Dans ce huis clos de 1948, Hitchcock met en scène la réception organisée par deux meurtriers. Les hors-d'œuvre sont posés sur le coffre qui contient la victime. Rongé par la peur d'être découvert, Farley Granger joue le "Mouvement Perpétuel n°1" de Poulenc sous le regard suspicieux de James Stewart.
Extrait 1 - Premières minutes de la musique du film La Corde (Francis Poulenc, arr. David Buttolph)
Nous entendons les premières notes d’un film de 1948, La Corde, huis clos réalisé par Alfred Hitchcock, avec James Stewart dans le rôle de l’ancien professeur de nos deux jeunes meurtriers joués par John Dall et Farley Granger. L’histoire est simple, horrible et intellectuellement troublante : deux anciens étudiants brillants décident d’illustrer les théories de Frédéric Nietzsche sur l’Übermensch, le “surhomme” : en tuant leur "médiocre et inutile" (sic) ancien camarade d’école, ils confirment leur position de surhommes, et, en cherchant à commettre le crime parfait, veulent placer leur meurtre au rang d’art. Pour ce faire, ils organisent une réception, avec quelques invités sélects. A l’insu de ces convives, au milieu du salon, se trouve le coffre qui contient le corps. Et si le film m’intéresse, c’est grâce à cette musique.
Cette musique n’est pas de Bernard Herrmann mais d’un compositeur français : Francis Poulenc, son Mouvement perpétuel n°1 composé 30 ans avant le film, et orchestré et retravaillé pour La Corde de Hitchcock par David Buttolph. Il s’agit d’une pièce pour piano de 43 mesures (si on compte la reprise), qui se joue en 1 minute 15 ou 1 minute 30, et qui déroule une mélodie aux allures de chanson populaire sur une basse qui ne change pas du début à la fin. Voici la basse, immuable.
Extrait 2 - Main gauche du Mouvement perpétuel
Et voici le début de la mélodie... sauf que très vite, la mélodie part explorer d’autres espaces, d’autres accords, d’autres harmonies. Elle le fait doucement d’abord. Et elle finit par partir complètement de ce que propose la basse.

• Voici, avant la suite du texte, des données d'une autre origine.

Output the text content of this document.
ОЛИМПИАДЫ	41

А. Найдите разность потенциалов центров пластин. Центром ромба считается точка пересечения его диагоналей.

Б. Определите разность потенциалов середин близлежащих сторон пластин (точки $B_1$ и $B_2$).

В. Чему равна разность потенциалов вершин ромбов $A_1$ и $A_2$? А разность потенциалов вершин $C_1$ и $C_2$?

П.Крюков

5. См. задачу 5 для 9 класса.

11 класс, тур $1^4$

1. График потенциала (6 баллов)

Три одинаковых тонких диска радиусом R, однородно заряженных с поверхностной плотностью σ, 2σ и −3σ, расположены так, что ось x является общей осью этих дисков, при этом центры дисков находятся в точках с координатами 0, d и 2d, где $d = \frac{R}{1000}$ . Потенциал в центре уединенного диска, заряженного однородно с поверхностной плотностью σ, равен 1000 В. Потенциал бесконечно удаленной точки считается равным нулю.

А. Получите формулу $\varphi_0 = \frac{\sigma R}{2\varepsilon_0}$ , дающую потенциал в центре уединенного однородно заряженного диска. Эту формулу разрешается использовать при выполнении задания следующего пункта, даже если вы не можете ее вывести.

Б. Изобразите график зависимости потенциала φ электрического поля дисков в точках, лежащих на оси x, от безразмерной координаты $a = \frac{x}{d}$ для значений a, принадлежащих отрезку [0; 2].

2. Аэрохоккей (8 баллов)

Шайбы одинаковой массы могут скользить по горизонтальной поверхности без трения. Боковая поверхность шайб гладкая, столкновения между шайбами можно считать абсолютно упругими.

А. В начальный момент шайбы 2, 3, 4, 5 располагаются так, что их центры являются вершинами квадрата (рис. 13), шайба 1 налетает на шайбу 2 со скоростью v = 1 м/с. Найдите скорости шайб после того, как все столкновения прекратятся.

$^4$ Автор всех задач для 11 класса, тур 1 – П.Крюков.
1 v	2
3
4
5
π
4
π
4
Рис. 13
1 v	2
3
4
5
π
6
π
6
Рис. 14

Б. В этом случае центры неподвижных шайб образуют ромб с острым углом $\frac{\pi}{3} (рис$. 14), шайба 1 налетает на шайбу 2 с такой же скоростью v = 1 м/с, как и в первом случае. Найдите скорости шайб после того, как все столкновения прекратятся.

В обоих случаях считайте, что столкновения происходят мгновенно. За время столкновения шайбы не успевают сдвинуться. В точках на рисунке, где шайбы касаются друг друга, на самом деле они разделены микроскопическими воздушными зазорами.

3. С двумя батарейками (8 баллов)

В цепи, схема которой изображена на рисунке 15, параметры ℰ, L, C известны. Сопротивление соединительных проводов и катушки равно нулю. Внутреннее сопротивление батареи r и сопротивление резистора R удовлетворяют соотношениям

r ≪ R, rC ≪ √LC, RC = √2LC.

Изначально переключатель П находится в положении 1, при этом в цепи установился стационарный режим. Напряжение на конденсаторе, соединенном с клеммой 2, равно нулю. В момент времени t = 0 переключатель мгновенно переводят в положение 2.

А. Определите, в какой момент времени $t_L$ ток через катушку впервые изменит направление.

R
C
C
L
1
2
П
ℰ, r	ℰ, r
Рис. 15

Pourquoi Poulenc dans la Corde de Hitchcock ?
Bonne question ! Voyons déjà COMMENT Hitchcock l’utilise. Il s’agit de ce qu’on appelle de la “musique diégétique”, c’est-à-dire qu’il s’agit de musique que les personnages dans le film entendent réellement, à la différence de la musique que seuls les spectateurs entendent.
Et c’est là où ça devient génial. Non seulement les personnages l’entendent dans le film mais SURTOUT, elle est jouée par l’un des meurtriers, rongé par la peur d’être découvert, pendant que tout le monde se sert dans les hors-d’oeuvre posés sur le coffre qui contient le cadavre. C’est un peu comme si, dans Psychose, Norman Bates courait après Janet Leigh ou Vera Miles avec son violon en faisant gni gni gni. L’acteur produit lui même la musique qui fait peur, dans une situation où il a lui-même peur.
Cela donne une de mes scènes préférée dans tout l’histoire du cinéma : l’ancien professeur des deux meurtriers, celui qui malheureusement a mis dans leur tête ces idées d’homme et de surhomme en leur enseignant Nietzsche, commence à s’apercevoir que l’un deux a quelque chose à cacher. Il s’approche de lui pendant que celui-ci est au piano, met en route le métronome, et le cuisine avec des questions. Là où, dans n’importe quel film, vous auriez de la musique de film très tendue … eh bien c’est Poulenc qui devient là le maître du suspense : le meurtrier joue lui-même sa propre musique de suspense. Tendez l’oreille, pas besoin de maîtriser l’anglais pour comprendre ce qui se passe.
Extrait de film - Interrogatoire au métronome (La Corde, 1948)
Et donc pourquoi Poulenc ? Eh bien parce qu’il n’avait pas à changer une seule note dans ce Mouvement Perpétuel n°1 pour représenter le trajet mental de quelqu’un de moins en moins serein. C'est en réalité une bonne analyse de Poulenc que fait Hitchcock avec ce film. Si nous devions très grossièrement parler de la musique de Poulenc, nous dirions qu'il y a un peu de ça : de la musique stable, pleine d’accords parfaits, et rendue très vite intéressante et déstabilisée par des harmonies plus exotiques, plus étrangères. Vous avez ça dans son trio pour cuivres.